Design should be localised
For the sake of insulation and ventilation, structures should be built in tune with the prevailing climatic conditions.
As the summer heat is receding and pre-monsoon showers are cooling our land, we can hear the sigh of relief everywhere. We can now be assured of burying our worries about buildings getting heated up, until next summer. We do not appear to realise that sweating out inside a building during summer, though mainly due to the season, is also partly due to the way we design and construct. Of course, summer can never be as pleasant as spring, but we can make our structures more liveable by adopting a few simple principles of design.
During the days of no electricity, our elders realised the two fundamentals for keeping the building cool – insulation and ventilation. Thick walls and roofs meant most of the heat being conducted dissipates within the material, resulting in the interiors being many degrees cooler compared to the outside. The same principle of insulation also applied during the cold winters, keeping the house warmer as well.
Desert architecture illustrates this phenomenon at best, where thick mud walls are common even today. To compliment it, the houses were provided with few small openings, minimising air movement and cross ventilation inside, considering the fact that the outside air too gets very hot there.

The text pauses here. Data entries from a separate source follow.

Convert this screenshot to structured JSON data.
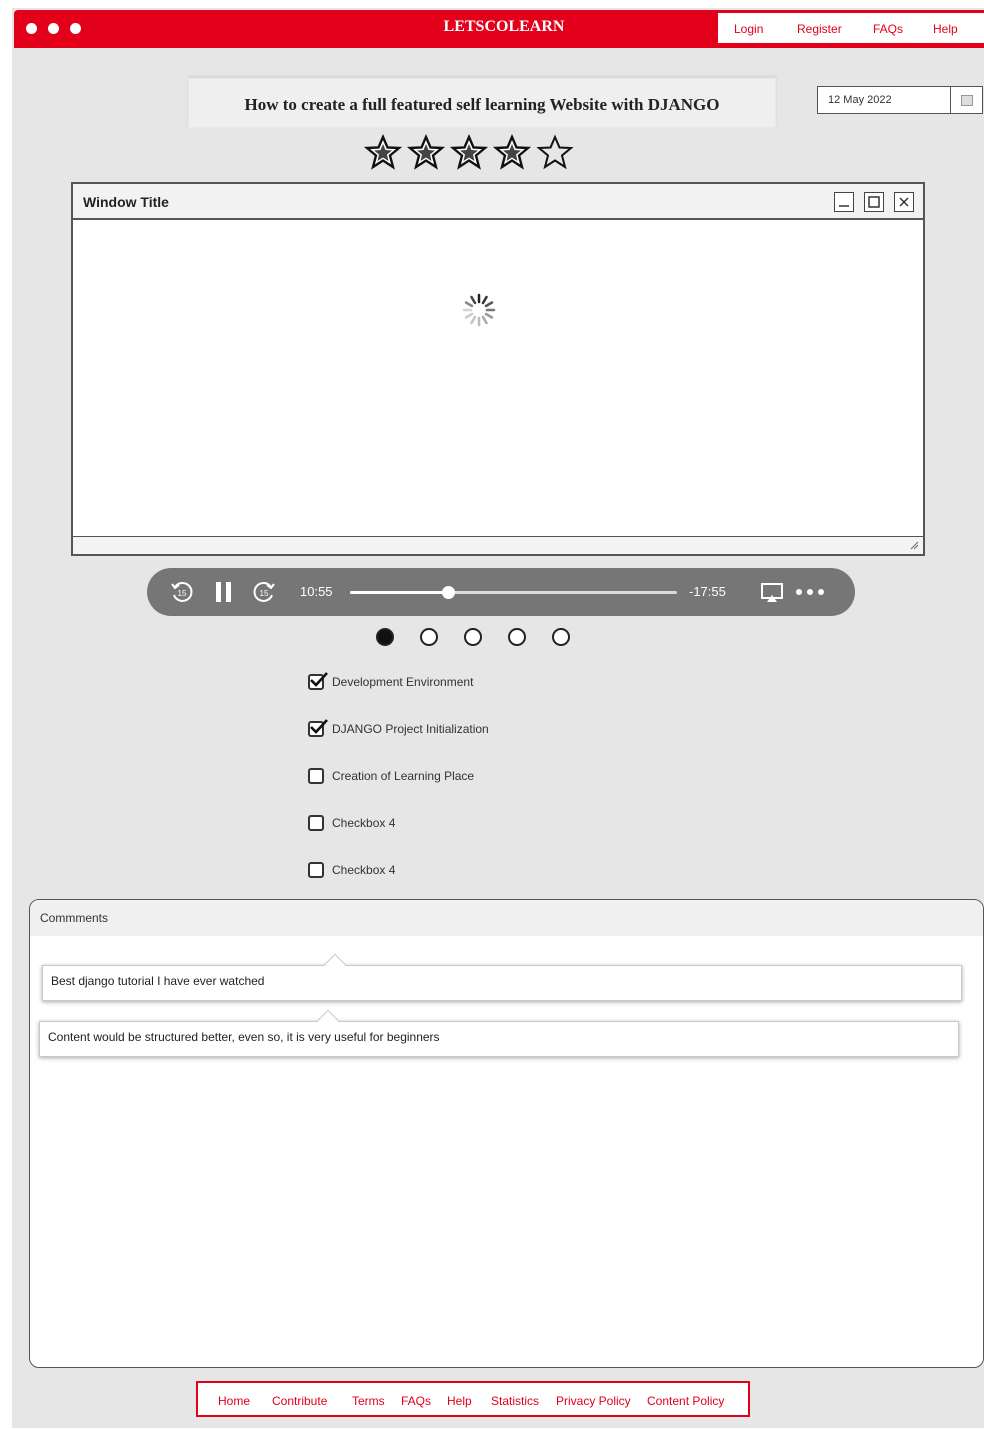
{
  "header": {
    "brand": "LETSCOLEARN",
    "nav": [
      "Login",
      "Register",
      "FAQs",
      "Help"
    ],
    "accent_color": "#e2001a"
  },
  "course": {
    "title": "How to create a full featured self learning Website with DJANGO",
    "date": "12 May 2022",
    "rating": {
      "value": 4,
      "max": 5
    }
  },
  "video_window": {
    "title": "Window Title",
    "state": "loading",
    "controls": [
      "minimize-icon",
      "maximize-icon",
      "close-icon"
    ]
  },
  "player": {
    "elapsed": "10:55",
    "remaining": "-17:55",
    "progress": 0.3,
    "icons": [
      "rewind-15-icon",
      "pause-icon",
      "forward-15-icon",
      "airplay-icon",
      "more-icon"
    ]
  },
  "pager": {
    "count": 5,
    "active": 0
  },
  "checklist": [
    {
      "label": "Development Environment",
      "checked": true
    },
    {
      "label": "DJANGO Project Initialization",
      "checked": true
    },
    {
      "label": "Creation of Learning Place",
      "checked": false
    },
    {
      "label": "Checkbox 4",
      "checked": false
    },
    {
      "label": "Checkbox 4",
      "checked": false
    }
  ],
  "comments": {
    "title": "Commments",
    "items": [
      "Best django tutorial I have ever watched",
      "Content would be structured better, even so, it is very useful for beginners"
    ]
  },
  "footer": {
    "links": [
      "Home",
      "Contribute",
      "Terms",
      "FAQs",
      "Help",
      "Statistics",
      "Privacy Policy",
      "Content Policy"
    ]
  }
}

In contrast, a house in Kerala would have thin clay tile roof, a material and roofing system not good for heat insulation at all, for insulation is not the challenge there. Instead, ample provisions are made to ensure air circulation – verandahs, perforated walls, many windows, internal courtyards, wall-top vents and such others. The heat which would get built up indoor would eventually get blown away by fresh cool air from outside.
Thus, by a judicious combination of the two — insulation and ventilation — the indoors were made bearable as per the appropriate needs of different regions. Today, our construction practices are getting so standardised, Chennai and Chandigarh may end up with similar buildings, despite varied climatic conditions. No wonder, there will be complaints about comforts.

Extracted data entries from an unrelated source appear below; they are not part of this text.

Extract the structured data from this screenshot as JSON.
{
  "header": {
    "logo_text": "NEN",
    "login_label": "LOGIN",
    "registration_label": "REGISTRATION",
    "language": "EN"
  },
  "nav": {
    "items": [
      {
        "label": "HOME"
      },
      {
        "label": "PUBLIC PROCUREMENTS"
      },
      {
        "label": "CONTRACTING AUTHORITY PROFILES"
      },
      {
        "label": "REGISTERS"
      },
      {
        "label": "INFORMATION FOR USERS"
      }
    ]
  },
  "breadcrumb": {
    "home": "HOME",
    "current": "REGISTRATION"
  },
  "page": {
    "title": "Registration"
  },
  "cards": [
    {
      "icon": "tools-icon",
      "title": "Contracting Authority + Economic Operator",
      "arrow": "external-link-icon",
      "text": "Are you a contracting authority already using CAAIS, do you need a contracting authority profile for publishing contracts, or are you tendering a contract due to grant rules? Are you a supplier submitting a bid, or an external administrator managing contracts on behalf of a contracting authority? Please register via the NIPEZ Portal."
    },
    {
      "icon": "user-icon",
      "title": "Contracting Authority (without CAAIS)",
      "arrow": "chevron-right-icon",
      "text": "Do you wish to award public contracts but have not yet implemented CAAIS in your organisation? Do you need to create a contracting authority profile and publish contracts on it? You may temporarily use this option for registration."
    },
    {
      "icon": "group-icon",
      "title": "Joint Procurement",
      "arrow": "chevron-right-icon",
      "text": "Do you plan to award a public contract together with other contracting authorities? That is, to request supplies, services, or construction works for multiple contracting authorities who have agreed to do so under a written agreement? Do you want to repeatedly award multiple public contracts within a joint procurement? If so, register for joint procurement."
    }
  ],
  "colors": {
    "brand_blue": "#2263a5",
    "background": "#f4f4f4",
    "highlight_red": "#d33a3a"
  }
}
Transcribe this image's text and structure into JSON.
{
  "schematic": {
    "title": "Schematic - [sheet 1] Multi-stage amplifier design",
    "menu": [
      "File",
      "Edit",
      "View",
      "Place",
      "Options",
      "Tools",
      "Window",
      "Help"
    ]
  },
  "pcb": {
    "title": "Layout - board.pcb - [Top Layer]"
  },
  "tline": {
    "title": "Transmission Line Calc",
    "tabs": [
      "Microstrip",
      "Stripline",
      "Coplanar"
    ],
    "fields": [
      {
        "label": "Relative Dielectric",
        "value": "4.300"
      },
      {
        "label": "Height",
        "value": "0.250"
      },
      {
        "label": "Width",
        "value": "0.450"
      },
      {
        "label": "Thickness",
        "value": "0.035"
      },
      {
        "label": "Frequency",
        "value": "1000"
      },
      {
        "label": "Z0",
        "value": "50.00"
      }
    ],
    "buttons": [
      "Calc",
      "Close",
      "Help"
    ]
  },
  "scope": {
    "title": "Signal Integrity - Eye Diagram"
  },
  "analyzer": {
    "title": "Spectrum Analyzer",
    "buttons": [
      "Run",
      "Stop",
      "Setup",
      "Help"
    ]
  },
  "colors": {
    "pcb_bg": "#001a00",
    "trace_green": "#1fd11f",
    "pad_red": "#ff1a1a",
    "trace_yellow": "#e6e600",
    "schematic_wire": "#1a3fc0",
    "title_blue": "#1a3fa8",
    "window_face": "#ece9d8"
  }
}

After all, the modern systems dominated by frame construction, thin wall, painted surfaces, RCC roof and large windows is an averaged out approach to design and building. It may generally appear to fit into all places, but specifically suits no place.
The popularity of modern approach is based more on standardised functionality, dependence on electrical or mechanical gadgets, common PWD rules for public buildings across the country, ease of availability of non-local materials like steel, cement, tiles and such others. We cannot wish them away at this age when majority of local vernacular design methods have diluted, but can attempt working within these systems to suit the building better to local contexts.
Rediscovering and adapting the traditional wisdom has also been in vogue among many cities and architects. However the challenge appears to lie in working within the mainstream approach and make it address our climatic issues.